High-Frequency Errors to Avoid
- 🔵Equating "uses a protein" with "requires ATP"Facilitated diffusion uses channel and carrier proteins but requires NO ATP. Only active transport (against the gradient) requires energy. The energy source is the concentration gradient for all passive transport.
- 🌿Saying plant cells lyse in hypotonic solutionsPlant cells do NOT lyse in hypotonic solutions — the cell wall prevents lysis. They become turgid (swell under turgor pressure), which is the normal, healthy state. Animal cells lack cell walls and WILL lyse (crenate in hypertonic; lyse in hypotonic).
- 🔬Saying the nucleolus is a separate organelle from the nucleusThe nucleolus is a dense region WITHIN the nucleus — it is not a membrane-bound organelle. It is the site of rRNA synthesis and ribosome subunit assembly, inside the nuclear envelope.
- 📏Thinking larger cells are more efficientLarger cells have LOWER SA:V ratios — they are LESS efficient at exchanging materials with the environment. Small cells are more efficient. Cells divide when they get too large, restoring a high SA:V ratio.
- 🦠Saying prokaryotes have no ribosomesProkaryotes DO have ribosomes — they are just 70S (smaller than eukaryotic 80S cytoplasmic ribosomes). Ribosomes are present in ALL living cells. Without ribosomes, no protein synthesis is possible.
- 🧬Confusing osmosis directionWater moves from LOW solute (hypotonic) to HIGH solute (hypertonic) — equivalently from HIGH water potential to LOW water potential. Do not say "water follows solutes" — it moves toward higher solute concentration, but water molecules themselves move, not solutes.
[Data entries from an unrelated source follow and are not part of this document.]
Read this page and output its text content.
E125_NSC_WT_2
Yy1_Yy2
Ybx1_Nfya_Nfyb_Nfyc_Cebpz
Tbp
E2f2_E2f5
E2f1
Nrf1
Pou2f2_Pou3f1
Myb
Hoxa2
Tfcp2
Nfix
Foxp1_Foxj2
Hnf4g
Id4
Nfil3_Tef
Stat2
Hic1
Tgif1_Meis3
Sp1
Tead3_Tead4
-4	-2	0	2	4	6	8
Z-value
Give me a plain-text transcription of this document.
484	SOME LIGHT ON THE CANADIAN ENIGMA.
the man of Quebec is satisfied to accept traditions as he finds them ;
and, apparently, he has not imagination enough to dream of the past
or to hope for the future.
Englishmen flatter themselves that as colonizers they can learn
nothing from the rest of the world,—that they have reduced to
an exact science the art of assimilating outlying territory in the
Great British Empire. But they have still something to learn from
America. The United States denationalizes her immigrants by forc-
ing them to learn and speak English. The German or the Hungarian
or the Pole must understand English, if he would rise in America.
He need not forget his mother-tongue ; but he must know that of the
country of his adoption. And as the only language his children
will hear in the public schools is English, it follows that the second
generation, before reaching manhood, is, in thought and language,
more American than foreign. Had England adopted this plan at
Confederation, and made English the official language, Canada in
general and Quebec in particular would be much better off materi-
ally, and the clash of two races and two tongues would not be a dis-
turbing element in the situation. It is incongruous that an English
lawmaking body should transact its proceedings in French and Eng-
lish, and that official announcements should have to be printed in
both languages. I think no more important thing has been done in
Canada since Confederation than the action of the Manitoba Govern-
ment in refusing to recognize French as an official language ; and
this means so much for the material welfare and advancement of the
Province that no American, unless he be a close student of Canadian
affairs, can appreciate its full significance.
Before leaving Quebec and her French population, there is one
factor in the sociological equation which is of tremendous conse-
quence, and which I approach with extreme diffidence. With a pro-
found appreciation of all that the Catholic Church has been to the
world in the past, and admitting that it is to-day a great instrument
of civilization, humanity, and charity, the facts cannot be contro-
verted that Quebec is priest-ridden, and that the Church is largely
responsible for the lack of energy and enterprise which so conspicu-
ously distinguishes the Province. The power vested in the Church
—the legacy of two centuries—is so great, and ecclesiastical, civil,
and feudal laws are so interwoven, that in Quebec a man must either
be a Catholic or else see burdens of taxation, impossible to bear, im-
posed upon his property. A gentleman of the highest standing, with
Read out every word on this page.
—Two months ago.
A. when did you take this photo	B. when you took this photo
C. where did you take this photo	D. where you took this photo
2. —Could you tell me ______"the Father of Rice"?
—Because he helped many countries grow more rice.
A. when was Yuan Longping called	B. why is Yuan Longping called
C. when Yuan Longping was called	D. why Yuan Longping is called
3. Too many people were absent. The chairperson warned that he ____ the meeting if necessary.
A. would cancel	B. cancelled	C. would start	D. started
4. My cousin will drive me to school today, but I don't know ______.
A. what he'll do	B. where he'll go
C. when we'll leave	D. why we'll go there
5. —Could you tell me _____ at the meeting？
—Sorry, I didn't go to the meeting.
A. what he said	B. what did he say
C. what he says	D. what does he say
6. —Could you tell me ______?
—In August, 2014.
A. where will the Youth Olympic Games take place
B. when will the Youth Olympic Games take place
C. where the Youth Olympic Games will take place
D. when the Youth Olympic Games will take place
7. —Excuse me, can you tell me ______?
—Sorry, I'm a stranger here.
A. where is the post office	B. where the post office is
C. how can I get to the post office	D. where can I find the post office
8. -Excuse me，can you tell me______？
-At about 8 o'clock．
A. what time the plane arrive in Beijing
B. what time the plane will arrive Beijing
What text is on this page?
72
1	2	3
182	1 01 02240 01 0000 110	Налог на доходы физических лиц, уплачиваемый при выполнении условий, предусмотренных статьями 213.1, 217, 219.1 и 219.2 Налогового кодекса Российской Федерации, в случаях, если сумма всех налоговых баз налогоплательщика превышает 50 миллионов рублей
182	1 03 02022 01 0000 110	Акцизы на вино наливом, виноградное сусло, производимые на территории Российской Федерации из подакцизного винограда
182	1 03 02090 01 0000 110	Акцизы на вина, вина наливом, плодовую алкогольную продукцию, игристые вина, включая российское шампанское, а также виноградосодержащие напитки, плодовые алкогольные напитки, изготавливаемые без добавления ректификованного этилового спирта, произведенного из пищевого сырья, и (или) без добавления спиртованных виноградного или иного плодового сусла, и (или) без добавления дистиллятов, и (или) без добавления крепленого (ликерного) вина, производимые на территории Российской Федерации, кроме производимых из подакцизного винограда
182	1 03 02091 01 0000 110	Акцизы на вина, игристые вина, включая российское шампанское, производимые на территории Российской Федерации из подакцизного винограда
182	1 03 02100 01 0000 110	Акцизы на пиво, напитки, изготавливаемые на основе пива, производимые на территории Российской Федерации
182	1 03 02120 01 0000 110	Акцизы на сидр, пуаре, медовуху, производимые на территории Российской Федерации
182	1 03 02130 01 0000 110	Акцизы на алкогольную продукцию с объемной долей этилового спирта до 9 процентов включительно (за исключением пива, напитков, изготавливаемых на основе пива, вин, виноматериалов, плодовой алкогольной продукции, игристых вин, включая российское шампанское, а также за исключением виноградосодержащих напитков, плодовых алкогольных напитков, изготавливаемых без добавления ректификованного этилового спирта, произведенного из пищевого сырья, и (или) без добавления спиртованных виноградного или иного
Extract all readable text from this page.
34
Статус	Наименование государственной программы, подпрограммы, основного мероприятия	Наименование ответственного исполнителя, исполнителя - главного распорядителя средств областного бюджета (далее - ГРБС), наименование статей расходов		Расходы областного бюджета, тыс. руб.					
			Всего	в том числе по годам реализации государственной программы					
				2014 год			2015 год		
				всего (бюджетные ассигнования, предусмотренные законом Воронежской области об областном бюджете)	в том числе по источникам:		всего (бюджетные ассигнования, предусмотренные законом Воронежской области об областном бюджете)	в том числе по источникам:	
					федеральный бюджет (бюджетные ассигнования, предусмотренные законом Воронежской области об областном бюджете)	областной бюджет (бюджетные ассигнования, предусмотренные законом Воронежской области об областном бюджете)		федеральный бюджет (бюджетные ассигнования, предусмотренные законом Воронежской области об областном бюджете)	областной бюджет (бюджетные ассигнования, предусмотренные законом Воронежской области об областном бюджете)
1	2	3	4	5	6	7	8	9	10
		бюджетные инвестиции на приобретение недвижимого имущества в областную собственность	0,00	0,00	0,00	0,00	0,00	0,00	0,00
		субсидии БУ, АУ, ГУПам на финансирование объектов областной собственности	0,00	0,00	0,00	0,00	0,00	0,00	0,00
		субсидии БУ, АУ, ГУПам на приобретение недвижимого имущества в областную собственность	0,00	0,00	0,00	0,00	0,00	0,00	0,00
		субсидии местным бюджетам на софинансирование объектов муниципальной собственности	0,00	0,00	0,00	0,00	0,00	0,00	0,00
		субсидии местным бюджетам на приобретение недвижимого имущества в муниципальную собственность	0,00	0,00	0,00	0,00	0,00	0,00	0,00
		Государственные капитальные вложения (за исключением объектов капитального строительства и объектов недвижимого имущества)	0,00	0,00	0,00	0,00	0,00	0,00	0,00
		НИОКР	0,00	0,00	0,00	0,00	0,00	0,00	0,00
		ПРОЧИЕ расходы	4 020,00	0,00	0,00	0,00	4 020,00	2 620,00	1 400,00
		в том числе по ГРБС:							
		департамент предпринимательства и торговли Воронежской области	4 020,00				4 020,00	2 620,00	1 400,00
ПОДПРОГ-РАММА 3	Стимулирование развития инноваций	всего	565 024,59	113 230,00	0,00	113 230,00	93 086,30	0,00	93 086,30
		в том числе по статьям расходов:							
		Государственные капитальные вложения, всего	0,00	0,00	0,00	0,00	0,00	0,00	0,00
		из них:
- 🍃Thinking chloroplasts are only found in leavesChloroplasts are found in all green parts of plants (stems, unripe fruit, guard cells). They contain their own DNA, divide by binary fission, and have 70S ribosomes — just like mitochondria. All of this is endosymbiotic evidence.
Unit 2 — Key Takeaways
Prokaryotes: no nucleus, circular DNA, 70S ribosomes. Eukaryotes: membrane-bound organelles. Know the secretory pathway (RER → Golgi → vesicle → outside).
SA:V decreases as cell grows. Cells must stay small to efficiently exchange materials. SA = 6s² (cube); SA:V = 6/s. Microvilli, cristae, alveoli all increase SA.
Fluid Mosaic Model: phospholipid bilayer with integral/peripheral proteins, cholesterol, glycoproteins. Fluidity: ↑ unsaturation → ↑ fluidity; cholesterol buffers fluidity.
Small nonpolar → freely crosses. Ions/large polar → need proteins. Aquaporins speed water movement. Steroid hormones cross; protein hormones cannot.
Simple diffusion: small nonpolar, no protein, no ATP. Osmosis: water down Ψ gradient. Facilitated diffusion: ions/glucose via channels/carriers, no ATP, saturatable.
Hypotonic → water in (turgid plant / lysed animal). Isotonic → no change (flaccid plant). Hypertonic → water out (plasmolysis plant / crenation animal).
Against gradient, requires ATP. Na⁺/K⁺-ATPase: 3 Na⁺ out, 2 K⁺ in. Co-transport: uses Na⁺ gradient for glucose uptake. Endo/exocytosis for bulk material.
Allows simultaneous incompatible reactions; maintains H⁺ gradients for ATP synthesis. Endosymbiosis: mitochondria + chloroplasts from bacteria (circular DNA, 70S ribosomes, binary fission, double membrane).
Unit 2 = 10–13% of the AP Biology Exam. The highest-yield topics are: membrane transport (passive vs. active), tonicity and osmosis calculations (including water potential math), the secretory pathway, endosymbiotic theory evidence, and SA:V ratio calculations. Osmosis and tonicity questions appear in almost every exam. Know the difference between turgid/flaccid/plasmolysis (plant) and normal/crenated/lysed (animal) clearly.